Tuesday, 20 October 2020

This new 4K 3D display from Sony is utterly mind blowing, and it's a real product

RedShark

Sony has debuted the latest attempt to make a glasses-free 3D display. The Spatial Reality Display (SR Display) costs $5000 and is being positioned squarely as a business tool for VFX production or industrial design rather than for consumers.  

https://www.redsharknews.com/this-new-4k-3d-display-from-sony-is-mind-blowing-and-its-a-real-product

The SR Display is a 15.6-inch 4K panel that includes both eye-tracking and embedded lenticular lens array so users can view 3D content with the naked eye.  

A beta tester for the display is The Mill, and it’s not one to risk its reputation on any old tat. So, when Dan Phillips, its executive producer of emerging technology says, “We’ve all seen holographic effects but this is one you can see with your own eyes,” it’s worth giving Sony the benefit of the doubt.  

“This isn’t just a clearer screen moving more pixels around – this is something new,” affirms Andrew Proctor, The Mill’s Creative director.  “You’re not defining a set frame but you’re given a window you find yourself leaning around. It starts the cogs in your brain about what can we do with this.”  

The Spatial Reality Display creates its 3D optical illusion by combining several technologies.   

It is based on a high-speed vision sensor which follows the exact eye position in space, on vertical, horizontal and depth axes simultaneously. The display monitors eye and head movement “down to the millisecond”, while rendering the image instantaneously, based on the location and position of the viewer’s eyes. Sony says this allows creators to interact with their designs “in a highly-realistic virtual, 3D environment, from any angle without glasses.”  

Additionally, Sony has written an original processing algorithm to display content in real-time. This allows the stereoscopic image to appear as smooth as real life, even if the viewer moves around.  

Also on board is a micro optical lens that divides the image into the left and right eyes allowing for autostereoscopic viewing.  

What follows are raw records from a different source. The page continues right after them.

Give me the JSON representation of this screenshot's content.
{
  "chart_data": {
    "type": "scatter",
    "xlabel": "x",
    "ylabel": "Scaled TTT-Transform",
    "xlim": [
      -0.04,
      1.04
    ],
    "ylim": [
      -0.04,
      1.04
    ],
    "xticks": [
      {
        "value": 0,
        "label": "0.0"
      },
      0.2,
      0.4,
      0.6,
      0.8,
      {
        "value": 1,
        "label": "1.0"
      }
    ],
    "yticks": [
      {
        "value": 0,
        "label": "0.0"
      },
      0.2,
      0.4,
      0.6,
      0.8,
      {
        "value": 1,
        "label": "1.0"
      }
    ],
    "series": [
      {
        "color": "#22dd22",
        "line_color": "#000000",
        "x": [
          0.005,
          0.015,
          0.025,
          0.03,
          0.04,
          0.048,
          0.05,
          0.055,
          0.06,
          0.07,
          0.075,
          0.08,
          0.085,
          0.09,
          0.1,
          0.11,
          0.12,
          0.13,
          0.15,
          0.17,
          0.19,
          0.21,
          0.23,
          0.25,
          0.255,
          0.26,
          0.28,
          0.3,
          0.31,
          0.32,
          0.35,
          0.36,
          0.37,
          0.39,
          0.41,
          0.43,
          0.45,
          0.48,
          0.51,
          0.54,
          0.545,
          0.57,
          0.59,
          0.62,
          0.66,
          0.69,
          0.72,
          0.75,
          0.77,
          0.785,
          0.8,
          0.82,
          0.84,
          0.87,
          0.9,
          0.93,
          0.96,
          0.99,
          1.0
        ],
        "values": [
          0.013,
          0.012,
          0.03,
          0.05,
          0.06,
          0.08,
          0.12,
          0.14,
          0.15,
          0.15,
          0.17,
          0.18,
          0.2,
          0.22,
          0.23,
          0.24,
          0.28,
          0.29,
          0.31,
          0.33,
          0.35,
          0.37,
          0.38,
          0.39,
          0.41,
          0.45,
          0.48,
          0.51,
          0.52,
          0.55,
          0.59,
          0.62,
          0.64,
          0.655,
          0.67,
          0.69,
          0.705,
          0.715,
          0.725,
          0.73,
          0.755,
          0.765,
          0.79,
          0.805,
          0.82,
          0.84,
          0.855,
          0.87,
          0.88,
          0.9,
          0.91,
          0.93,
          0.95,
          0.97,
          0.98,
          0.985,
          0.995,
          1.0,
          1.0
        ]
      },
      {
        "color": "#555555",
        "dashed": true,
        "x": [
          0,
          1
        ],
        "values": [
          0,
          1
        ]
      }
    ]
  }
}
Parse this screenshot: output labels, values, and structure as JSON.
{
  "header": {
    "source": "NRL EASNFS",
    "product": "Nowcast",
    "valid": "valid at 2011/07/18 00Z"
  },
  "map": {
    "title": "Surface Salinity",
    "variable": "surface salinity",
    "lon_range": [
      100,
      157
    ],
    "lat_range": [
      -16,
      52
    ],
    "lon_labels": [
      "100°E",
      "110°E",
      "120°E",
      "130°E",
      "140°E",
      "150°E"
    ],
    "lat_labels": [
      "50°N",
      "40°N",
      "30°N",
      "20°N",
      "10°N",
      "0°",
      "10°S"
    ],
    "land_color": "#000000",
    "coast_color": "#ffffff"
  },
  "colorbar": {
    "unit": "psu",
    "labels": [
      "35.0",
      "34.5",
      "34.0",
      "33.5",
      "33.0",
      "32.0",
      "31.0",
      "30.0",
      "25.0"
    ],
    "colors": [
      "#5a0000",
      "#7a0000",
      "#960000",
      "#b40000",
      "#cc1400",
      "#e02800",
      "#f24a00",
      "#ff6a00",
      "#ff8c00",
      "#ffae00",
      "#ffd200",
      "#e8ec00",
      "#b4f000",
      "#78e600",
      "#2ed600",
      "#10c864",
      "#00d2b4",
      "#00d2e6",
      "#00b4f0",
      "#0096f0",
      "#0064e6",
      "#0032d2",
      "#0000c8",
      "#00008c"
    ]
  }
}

Sony is offering the display up to developers by way of a SDK. This is compatible with games renderers Unity and Unreal Engine and can be used to develop interactive applications in gaming, VR and CAD.   

Mike Fasulo, president and chief operating officer of Sony Electronics in the U.S said the tech would “advance an entirely new medium and experience for designers and creators everywhere.”  

For example, Sony suggest that in the automotive industry there is potential to integrate the product early on in the new vehicle design ideation process to improve the “tangible nature of the concepts themselves.”   

Indeed, Volkswagen has been testing the display and says it found it useful in multiple applications throughout the training, ideation and design process.  

Sony’s feature production arm Sony Pictures Entertainment also used the SR Display to help visualize characters and concepts in pre-visualization and 3D modelling.  

In a video testimony, The Mill describe building a CG scene of a futuristic car landing on a roof using the display.  

“We had to pare down in terms of camera moves and animation,” explains Proctor. “The things you were trying to achieve with movement with the camera you end up doing with the asset itself. It’s a slight adjustment to storytelling.”  

Unlike the more ambitious holographic displays in development at places like Light Field Lab, Sony’s display is only capable of having 3D content viewed by one person at a time.  

Nonetheless, it more perhaps more important for what it says about the direction of travel. We are moving toward a time when the flat two-dimensional image/screen will be consigned to archaeology.  

The industry is constantly fuelling our desire for audio visual immersion including greater dynamic range, ultra-resolution and sensory fidelity to simulate our real-world input.  

The last wave of stereo 3D a decade ago was a valiant effort to bring us closer to the depth and presence we actually feel in the world around us that stumbled on the need for facial hardware.   

The desire for virtual visual and audio experiences that merge with the physical world will be manifest when the technology becomes fades into the background.   

By the time we get to that point, it’s likely that video and even spatial (three dimensional) video will have birthed a new visual language.  

As architect Keisuke Toyota  says, “This really feels like a step toward remotely communicating in shapes.”